Lo que siguió fue un sonido diferente. Un chapoteo rítmico y los gemidos de Verónica, ahora más entrecortados, mezclados de dolor y placer puro. Estaba sobre el escritorio, y él la estaba follando por el culo. El ritmo era salvaje, sin piedad. La madera del escritorio gemía bajo el forcejeo, y yo sentía las vibraciones a través de la pared como si estuvieran perforando mi propia alma.
—¡Sí! ¡Fóllame el culo, papi! ¡Dámelo todo! —gritaba, perdida en una furia erótica.
El cuarto clímax fue un rugido gutural de él que pareció partir el mundo en dos.
Finalmente, silencio. Un silencio denso y pesado. Me quedé rígido en la cama, sin aliento. Escuché sus susurros, palabras de cariño que no tenían sentido alguno. «Eres mía», «No dejes que nadie te toque». Él la trataba como su esposa, y ella lo aceptaba como su dueño.

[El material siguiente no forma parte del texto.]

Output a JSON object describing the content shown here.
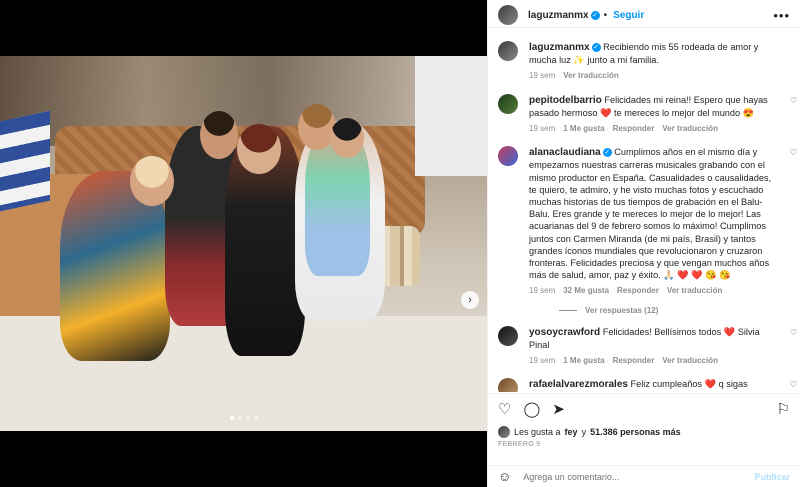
{
  "post": {
    "username": "laguzmanmx",
    "follow_label": "Seguir",
    "more_label": "•••",
    "photo_next_icon": "chevron-right-icon",
    "carousel_count": 4,
    "carousel_active": 1
  },
  "caption": {
    "username": "laguzmanmx",
    "text": "Recibiendo mis 55 rodeada de amor y mucha luz ✨ junto a mi familia.",
    "time": "19 sem",
    "translate": "Ver traducción"
  },
  "comments": [
    {
      "username": "pepitodelbarrio",
      "verified": false,
      "text_a": "Felicidades mi reina!! Espero que hayas pasado hermoso ",
      "text_b": " te mereces lo mejor del mundo 😍",
      "time": "19 sem",
      "likes": "1 Me gusta",
      "reply": "Responder",
      "translate": "Ver traducción"
    },
    {
      "username": "alanaclaudiana",
      "verified": true,
      "text": "Cumplimos años en el mismo día y empezamos nuestras carreras musicales grabando con el mismo productor en España. Casualidades o causalidades, te quiero, te admiro, y he visto muchas fotos y escuchado muchas historias de tus tiempos de grabación en el Balu-Balu. Eres grande y te mereces lo mejor de lo mejor! Las acuarianas del 9 de febrero somos lo máximo! Cumplimos juntos con Carmen Miranda (de mi país, Brasil) y tantos grandes íconos mundiales que revolucionaron y cruzaron fronteras. Felicidades preciosa y que vengan muchos años más de salud, amor, paz y éxito. 🙏🏻 ❤️ ❤️ 😘 😘",
      "time": "19 sem",
      "likes": "32 Me gusta",
      "reply": "Responder",
      "translate": "Ver traducción",
      "replies_label": "Ver respuestas (12)"
    },
    {
      "username": "yosoycrawford",
      "verified": false,
      "text_a": "Felicidades! Bellísimos todos ",
      "text_b": " Silvia Pinal",
      "time": "19 sem",
      "likes": "1 Me gusta",
      "reply": "Responder",
      "translate": "Ver traducción"
    },
    {
      "username": "rafaelalvarezmorales",
      "verified": false,
      "text": "Feliz cumpleaños ❤️ q sigas cumpliendo muchos años más y q te la pases chevere hoy en tu día en"
    }
  ],
  "actions": {
    "like_icon": "heart-icon",
    "comment_icon": "comment-icon",
    "share_icon": "send-icon",
    "save_icon": "bookmark-icon",
    "likes_prefix": "Les gusta a ",
    "likes_user": "fey",
    "likes_middle": " y ",
    "likes_count": "51.386 personas más",
    "date": "FEBRERO 9"
  },
  "add_comment": {
    "placeholder": "Agrega un comentario...",
    "post_label": "Publicar"
  },
  "colors": {
    "accent": "#0095f6",
    "heart_red": "#ed4956",
    "muted": "#8e8e8e"
  }
}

A la mañana siguiente, bajé a la cocina con el alma a cuestas. El sol del domingo se colaba por las ventanas, bañando un desorden de botellas y platos sucios. Y allí, en el sofá, dormido como un tronco, con la boca abierta y un brazo colgando, estaba Santiago. En bóxer y con la polla afuera, aun húmeda de todo lo que hizo con mi hija durante la noche.